Risk of cardiometabolic disease in psoriasis is relatively well-known, noted Dr Gelfand. Moderate to severe psoriasis is associated with an increased risk for major cardiovascular events and mortality independent of traditional risk factors, resulting in a 5-year reduction in life expectancy. Further, chronic inflammation and metabolic abnormalities are common to psoriasis and cardiovascular disease, nodding to commonality as comorbidities. It is interesting to note that both RA and IBD have some evidence of association with cardiovascular disease, though the literature has not explored these associations as deeply as psoriasis.

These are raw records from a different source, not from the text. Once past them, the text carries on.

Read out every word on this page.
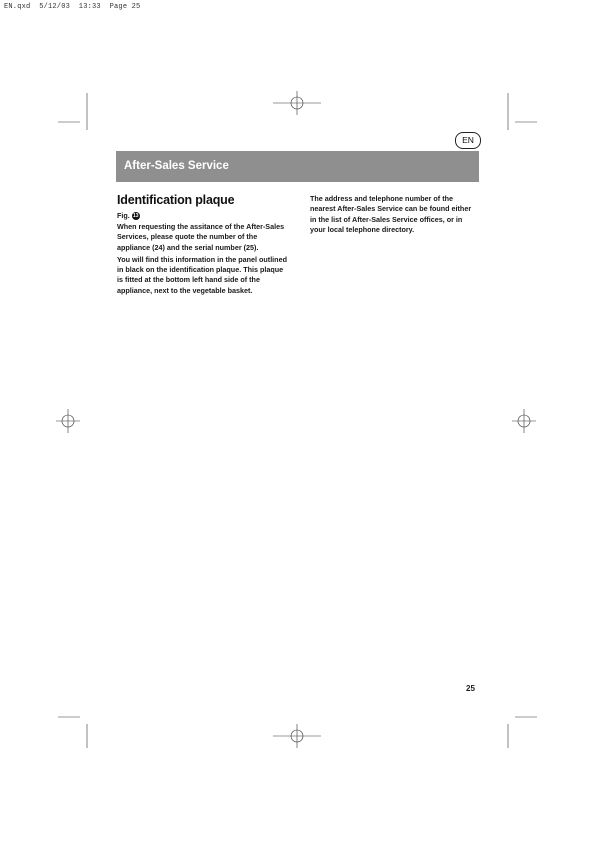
EN.qxd  5/12/03  13:33  Page 25
EN
After-Sales Service
Identification plaque
Fig. 13

When requesting the assitance of the After-Sales Services, please quote the number of the appliance (24) and the serial number (25).

You will find this information in the panel outlined in black on the identification plaque. This plaque is fitted at the bottom left hand side of the appliance, next to the vegetable basket.

The address and telephone number of the nearest After-Sales Service can be found either in the list of After-Sales Service offices, or in your local telephone directory.

25
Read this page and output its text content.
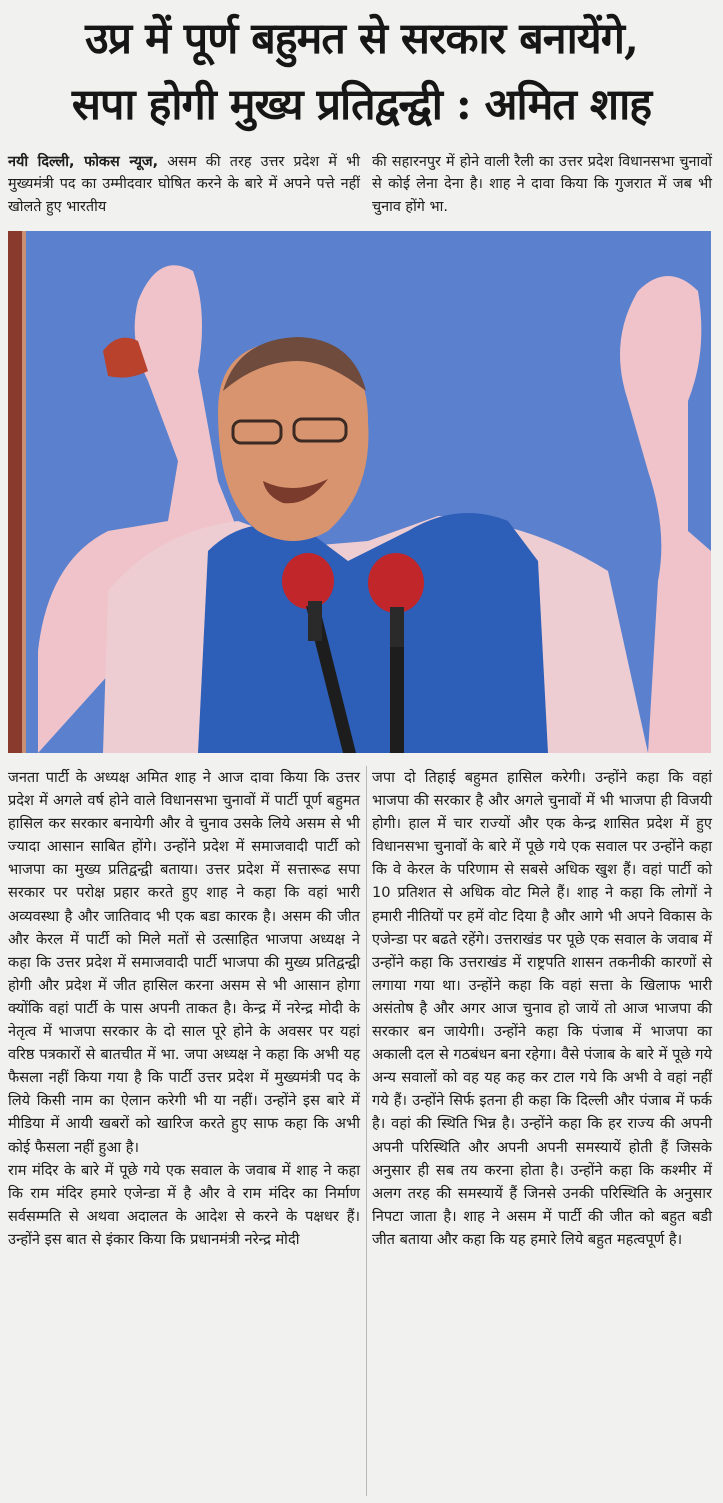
उप्र में पूर्ण बहुमत से सरकार बनायेंगे,
सपा होगी मुख्य प्रतिद्वन्द्वी : अमित शाह

नयी दिल्ली, फोकस न्यूज, असम की तरह उत्तर प्रदेश में भी मुख्यमंत्री पद का उम्मीदवार घोषित करने के बारे में अपने पत्ते नहीं खोलते हुए भारतीय

की सहारनपुर में होने वाली रैली का उत्तर प्रदेश विधानसभा चुनावों से कोई लेना देना है। शाह ने दावा किया कि गुजरात में जब भी चुनाव होंगे भा.

जनता पार्टी के अध्यक्ष अमित शाह ने आज दावा किया कि उत्तर प्रदेश में अगले वर्ष होने वाले विधानसभा चुनावों में पार्टी पूर्ण बहुमत हासिल कर सरकार बनायेगी और वे चुनाव उसके लिये असम से भी ज्यादा आसान साबित होंगे। उन्होंने प्रदेश में समाजवादी पार्टी को भाजपा का मुख्य प्रतिद्वन्द्वी बताया। उत्तर प्रदेश में सत्तारूढ सपा सरकार पर परोक्ष प्रहार करते हुए शाह ने कहा कि वहां भारी अव्यवस्था है और जातिवाद भी एक बडा कारक है। असम की जीत और केरल में पार्टी को मिले मतों से उत्साहित भाजपा अध्यक्ष ने कहा कि उत्तर प्रदेश में समाजवादी पार्टी भाजपा की मुख्य प्रतिद्वन्द्वी होगी और प्रदेश में जीत हासिल करना असम से भी आसान होगा क्योंकि वहां पार्टी के पास अपनी ताकत है। केन्द्र में नरेन्द्र मोदी के नेतृत्व में भाजपा सरकार के दो साल पूरे होने के अवसर पर यहां वरिष्ठ पत्रकारों से बातचीत में भा. जपा अध्यक्ष ने कहा कि अभी यह फैसला नहीं किया गया है कि पार्टी उत्तर प्रदेश में मुख्यमंत्री पद के लिये किसी नाम का ऐलान करेगी भी या नहीं। उन्होंने इस बारे में मीडिया में आयी खबरों को खारिज करते हुए साफ कहा कि अभी कोई फैसला नहीं हुआ है।

राम मंदिर के बारे में पूछे गये एक सवाल के जवाब में शाह ने कहा कि राम मंदिर हमारे एजेन्डा में है और वे राम मंदिर का निर्माण सर्वसम्मति से अथवा अदालत के आदेश से करने के पक्षधर हैं। उन्होंने इस बात से इंकार किया कि प्रधानमंत्री नरेन्द्र मोदी

जपा दो तिहाई बहुमत हासिल करेगी। उन्होंने कहा कि वहां भाजपा की सरकार है और अगले चुनावों में भी भाजपा ही विजयी होगी। हाल में चार राज्यों और एक केन्द्र शासित प्रदेश में हुए विधानसभा चुनावों के बारे में पूछे गये एक सवाल पर उन्होंने कहा कि वे केरल के परिणाम से सबसे अधिक खुश हैं। वहां पार्टी को 10 प्रतिशत से अधिक वोट मिले हैं। शाह ने कहा कि लोगों ने हमारी नीतियों पर हमें वोट दिया है और आगे भी अपने विकास के एजेन्डा पर बढते रहेंगे। उत्तराखंड पर पूछे एक सवाल के जवाब में उन्होंने कहा कि उत्तराखंड में राष्ट्रपति शासन तकनीकी कारणों से लगाया गया था। उन्होंने कहा कि वहां सत्ता के खिलाफ भारी असंतोष है और अगर आज चुनाव हो जायें तो आज भाजपा की सरकार बन जायेगी। उन्होंने कहा कि पंजाब में भाजपा का अकाली दल से गठबंधन बना रहेगा। वैसे पंजाब के बारे में पूछे गये अन्य सवालों को वह यह कह कर टाल गये कि अभी वे वहां नहीं गये हैं। उन्होंने सिर्फ इतना ही कहा कि दिल्ली और पंजाब में फर्क है। वहां की स्थिति भिन्न है। उन्होंने कहा कि हर राज्य की अपनी अपनी परिस्थिति और अपनी अपनी समस्यायें होती हैं जिसके अनुसार ही सब तय करना होता है। उन्होंने कहा कि कश्मीर में अलग तरह की समस्यायें हैं जिनसे उनकी परिस्थिति के अनुसार निपटा जाता है। शाह ने असम में पार्टी की जीत को बहुत बडी जीत बताया और कहा कि यह हमारे लिये बहुत महत्वपूर्ण है।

With this evidence, said Dr Gelfand, “we’re still asking the question, does targeting inflammation prevent cardiovascular disease?” The challenge in getting this answer, however, is that observational studies and clinical trials can vary greatly in the results that they found. He also noted that there is some further complication due to the immune system being naturally unpredictable. He highlighted recent evidence published on cardiovascular risk in patients with psoriasis on a variety of biologics, finding that the literature is sometimes contradictory.
Recommendations on atherosclerotic cardiovascular disease (ASCVD) prevention from the American College of Cardiology and the American Heart Association note that psoriasis and RA are risk enhancers for ASCVD, along with familial hypercholesterolemia, coronary artery calcium (CAC), metabolic syndrome, and chronic kidney disease.
Specialists in dermatology, rheumatology, and even gastroenterology are encouraged to discuss a moderate-intensity statin in patients who present with these risks, said Dr Gelfand. In the Q&A hosted by Joseph F. Merola, MD, MMSc, Dr Gelfand further emphasized that many times these patients with severe disease are only seeing their specialist; therefore, specialists may need to take on an active role in screening for cardiovascular diseases and connecting the patient with primary care physician or cardiologist for further treatment.
An audience member asked “what testing do you recommend to screen patients for cardiovascular disease?” Dr Gelfand mentioned completing a computerized tomography coronary angiogram to evaluate for CAC, but other screening should include for hypertension and hyperlipidemia. He recommended introducing a 1.5 multiplication factor into risk models for patients with psoriasis as well, given their high associations with other risk enhancers per the ASCVD recommendations. Making changes to other cardiovascular risk factors, such as cholesterol, weight, and smoking, can also play a role in improving care.
Dr Merola posed a final question regarding JAK inhibitors and their known risk of thromboembolism. “We tend to use JAK inhibitors in patients with tough underlying disease. The excess risk is pretty small, and yes, it is something to be mindful of, but if you have a patient with horrible ulcerative colitis, RA, or PsA, the risk is probably worth it given the circumstances.”
Reference
Gelfand J. Update on CV risk in IMIDs. Presented at: Interdisciplinary Autoimmune Summit; April 15-18, 2021; virtual.